Check out our labor colleagues’ recent post (see Labor & Collective Bargaining blog) concerning the permissibility of a policy to prohibit audio/video recording in the workplace under the National Labor Relations Act, and the decision in Whole Foods Market, Inc., Case No. 1-CA-96965 (10/30/13).

Most of us do not go too far – whether at work or at home – without our favorite smartphone, tablet or other mobile device(s) in hand. The audio and video recording capabilities on these devices are standard equipment these days and increasingly sophisticated, and in some cases can be quite surreptitious. For many employers, that functionality makes it more difficult to, among other things: (i) safeguard proprietary and confidential company information, trade secrets, and personal information, (ii) maintain employee, customer and/or patient privacy, (iii) control internal communications, (iv) prevent spoliation of data, and (v) avoid discrimination and harassment activity. So, it is not hard to see why many employers would want to prohibit this activity in the workplace. When doing so, all employers certainly should consider the labor law issues discussed in our colleagues’ post and craft a clear and practical policy.
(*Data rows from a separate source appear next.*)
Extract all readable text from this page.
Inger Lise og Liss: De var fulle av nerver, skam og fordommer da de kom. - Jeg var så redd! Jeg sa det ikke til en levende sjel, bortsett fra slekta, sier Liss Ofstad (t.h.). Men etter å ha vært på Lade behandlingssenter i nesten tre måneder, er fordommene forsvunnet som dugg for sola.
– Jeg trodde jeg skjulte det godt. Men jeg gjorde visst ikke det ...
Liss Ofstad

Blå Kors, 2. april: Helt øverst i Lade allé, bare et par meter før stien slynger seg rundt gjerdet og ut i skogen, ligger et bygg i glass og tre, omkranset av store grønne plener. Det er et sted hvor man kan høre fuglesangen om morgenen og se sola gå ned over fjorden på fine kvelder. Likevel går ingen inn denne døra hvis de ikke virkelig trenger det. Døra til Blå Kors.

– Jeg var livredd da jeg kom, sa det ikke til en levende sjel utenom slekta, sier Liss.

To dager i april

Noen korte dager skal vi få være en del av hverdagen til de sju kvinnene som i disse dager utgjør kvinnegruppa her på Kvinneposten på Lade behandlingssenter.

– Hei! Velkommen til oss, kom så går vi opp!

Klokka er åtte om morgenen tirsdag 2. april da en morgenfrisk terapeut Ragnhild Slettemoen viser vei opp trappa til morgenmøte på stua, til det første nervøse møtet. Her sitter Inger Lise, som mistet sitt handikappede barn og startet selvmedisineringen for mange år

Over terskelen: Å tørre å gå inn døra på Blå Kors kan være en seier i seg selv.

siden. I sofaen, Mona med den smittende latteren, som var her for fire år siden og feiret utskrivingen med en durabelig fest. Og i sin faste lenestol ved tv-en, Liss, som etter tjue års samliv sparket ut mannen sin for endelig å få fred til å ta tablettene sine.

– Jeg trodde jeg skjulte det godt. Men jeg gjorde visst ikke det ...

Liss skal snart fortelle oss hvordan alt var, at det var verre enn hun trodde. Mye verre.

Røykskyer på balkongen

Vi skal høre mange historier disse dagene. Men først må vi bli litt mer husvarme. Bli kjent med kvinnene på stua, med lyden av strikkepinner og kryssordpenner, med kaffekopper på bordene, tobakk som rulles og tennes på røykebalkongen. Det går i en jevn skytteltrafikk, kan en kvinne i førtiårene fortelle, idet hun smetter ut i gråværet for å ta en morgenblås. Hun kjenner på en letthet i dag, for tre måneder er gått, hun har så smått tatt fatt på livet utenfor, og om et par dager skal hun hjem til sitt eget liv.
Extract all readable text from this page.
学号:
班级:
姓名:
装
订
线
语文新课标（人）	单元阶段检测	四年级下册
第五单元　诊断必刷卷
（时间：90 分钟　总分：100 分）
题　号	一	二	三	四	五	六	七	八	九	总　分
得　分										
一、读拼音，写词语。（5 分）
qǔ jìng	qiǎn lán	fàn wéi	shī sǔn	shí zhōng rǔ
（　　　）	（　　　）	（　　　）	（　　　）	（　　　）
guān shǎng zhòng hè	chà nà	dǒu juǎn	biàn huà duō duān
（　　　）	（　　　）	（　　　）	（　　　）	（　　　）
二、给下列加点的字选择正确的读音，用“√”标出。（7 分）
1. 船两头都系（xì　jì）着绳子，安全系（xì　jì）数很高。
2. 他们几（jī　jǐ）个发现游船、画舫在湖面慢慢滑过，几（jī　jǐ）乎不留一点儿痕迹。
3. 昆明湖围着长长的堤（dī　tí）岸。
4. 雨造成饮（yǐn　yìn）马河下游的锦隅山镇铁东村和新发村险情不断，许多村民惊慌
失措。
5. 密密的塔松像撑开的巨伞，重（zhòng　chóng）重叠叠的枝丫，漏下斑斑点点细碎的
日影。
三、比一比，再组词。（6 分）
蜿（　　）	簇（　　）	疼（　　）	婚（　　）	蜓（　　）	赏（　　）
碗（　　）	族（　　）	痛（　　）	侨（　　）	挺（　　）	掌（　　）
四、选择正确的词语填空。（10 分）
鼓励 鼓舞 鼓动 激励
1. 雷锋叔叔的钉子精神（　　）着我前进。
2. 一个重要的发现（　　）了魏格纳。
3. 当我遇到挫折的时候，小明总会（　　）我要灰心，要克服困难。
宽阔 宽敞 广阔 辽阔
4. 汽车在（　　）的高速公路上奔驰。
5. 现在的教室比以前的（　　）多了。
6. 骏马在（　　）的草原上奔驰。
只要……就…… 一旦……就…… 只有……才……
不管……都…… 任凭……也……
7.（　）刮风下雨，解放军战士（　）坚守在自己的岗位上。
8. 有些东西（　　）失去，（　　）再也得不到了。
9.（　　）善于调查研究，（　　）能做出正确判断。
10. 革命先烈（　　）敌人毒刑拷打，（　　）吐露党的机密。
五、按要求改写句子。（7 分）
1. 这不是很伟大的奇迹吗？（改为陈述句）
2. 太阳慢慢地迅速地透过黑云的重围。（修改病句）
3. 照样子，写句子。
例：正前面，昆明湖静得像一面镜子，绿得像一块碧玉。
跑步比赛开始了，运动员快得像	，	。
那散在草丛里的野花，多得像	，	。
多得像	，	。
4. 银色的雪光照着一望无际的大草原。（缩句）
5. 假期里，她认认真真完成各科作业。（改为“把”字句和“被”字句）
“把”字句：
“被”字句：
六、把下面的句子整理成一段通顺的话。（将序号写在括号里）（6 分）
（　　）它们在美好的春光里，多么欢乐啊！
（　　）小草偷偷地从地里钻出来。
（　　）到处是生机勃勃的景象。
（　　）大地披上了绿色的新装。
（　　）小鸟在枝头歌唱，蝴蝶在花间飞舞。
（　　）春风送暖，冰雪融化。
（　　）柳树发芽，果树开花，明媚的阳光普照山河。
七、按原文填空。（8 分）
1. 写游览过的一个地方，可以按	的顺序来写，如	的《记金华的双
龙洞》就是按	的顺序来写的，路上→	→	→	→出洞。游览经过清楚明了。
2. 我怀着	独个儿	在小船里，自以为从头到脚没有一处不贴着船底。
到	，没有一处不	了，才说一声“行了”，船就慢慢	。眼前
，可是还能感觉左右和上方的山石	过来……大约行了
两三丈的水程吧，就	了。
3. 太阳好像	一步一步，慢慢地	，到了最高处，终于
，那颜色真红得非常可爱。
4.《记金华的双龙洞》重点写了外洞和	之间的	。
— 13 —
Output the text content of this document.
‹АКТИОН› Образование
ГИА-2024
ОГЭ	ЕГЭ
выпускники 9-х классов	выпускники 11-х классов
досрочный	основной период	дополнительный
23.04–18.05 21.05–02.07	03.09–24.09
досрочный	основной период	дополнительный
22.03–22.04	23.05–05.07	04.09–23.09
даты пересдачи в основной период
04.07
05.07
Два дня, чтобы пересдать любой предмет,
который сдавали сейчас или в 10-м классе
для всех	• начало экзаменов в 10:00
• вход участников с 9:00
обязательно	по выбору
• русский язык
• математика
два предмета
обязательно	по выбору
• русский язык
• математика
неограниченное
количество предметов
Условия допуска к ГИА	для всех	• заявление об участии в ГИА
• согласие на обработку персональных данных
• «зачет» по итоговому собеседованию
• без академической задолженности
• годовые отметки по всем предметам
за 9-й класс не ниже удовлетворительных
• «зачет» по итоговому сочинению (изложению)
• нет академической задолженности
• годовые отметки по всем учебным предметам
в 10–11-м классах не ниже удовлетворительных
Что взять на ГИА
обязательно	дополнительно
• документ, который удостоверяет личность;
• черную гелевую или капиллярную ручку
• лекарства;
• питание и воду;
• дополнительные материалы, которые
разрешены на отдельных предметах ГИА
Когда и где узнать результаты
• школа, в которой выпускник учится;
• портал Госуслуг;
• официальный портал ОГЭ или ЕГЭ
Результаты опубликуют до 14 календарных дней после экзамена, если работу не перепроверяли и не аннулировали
But what should employers consider when drafting a policy that prohibits certain photography/recording in the workplace? Here are some thoughts:

  • Be clear. The policy should not leave employees to wonder about when recording is prohibited and by whom. For example, taking photos and recordings may be prohibited in certain circumstances, for certain events/information, or by certain company employees, but not at other times, consistent with applicable law.
  • Be technology neutral. Your policy should be written to cover new devices/technolgies that enter the market without having to be amended.
  • Keep in mind that not all recording is bad. In many cases, photos and audio or video recordings can benefit the business. For example, video recording could significantly enhance training and documentation capabilities.  
  • void unambiguous language. Overbroad language can create legal risks and confusion for employees. For example, prohibiting employees from engaging in “any and all” recording in the workplace would likely be impermissible under the NLRA.  
  • Be practical and consistent in implementation and enforcement. In some cases, a policy might not be enough to address the potential risks. So, a company may want to consider not allowing devices to be present when performing certain functions. And, like all policies, disciplining some employees and not others for doing the same thing creates a range of risks.
  • Require consents/releases when needed. When photos or recordings are permitted and made for a commercial purpose, a number of states (e.g., California and New York) have statutory and/or common law protections. In general, a written consent is required. In addition to getting the individuals’ consent, the company also may want to obtain from the person(s) sufficient rights to the images captured (and as may be edited) for the intended uses, as well as a release from claims concerning such uses. 
  • Address how the photos/recordings should be handled. When photos or recordings are needed for business purposes, employees should be advised about appropriate document management practices to ensure the photos/recordings are properly made, filed, saved, safeguarded, and destroyed when no longer needed. For example, photos and recordings could capture information that constitutes protected health information under HIPAA. In that case, employees need to be advised about and trained with respect to the applicable HIPAA policies and procedures.
  • Inform employees of the risks of making and using electronic photos and recordings. For example, when snapping photos or recording, employees may not be thinking about what is in the background visually or what sounds or conversations are being captured.  They also may not think about how quicky and broadly these files can be shared if they are not careful.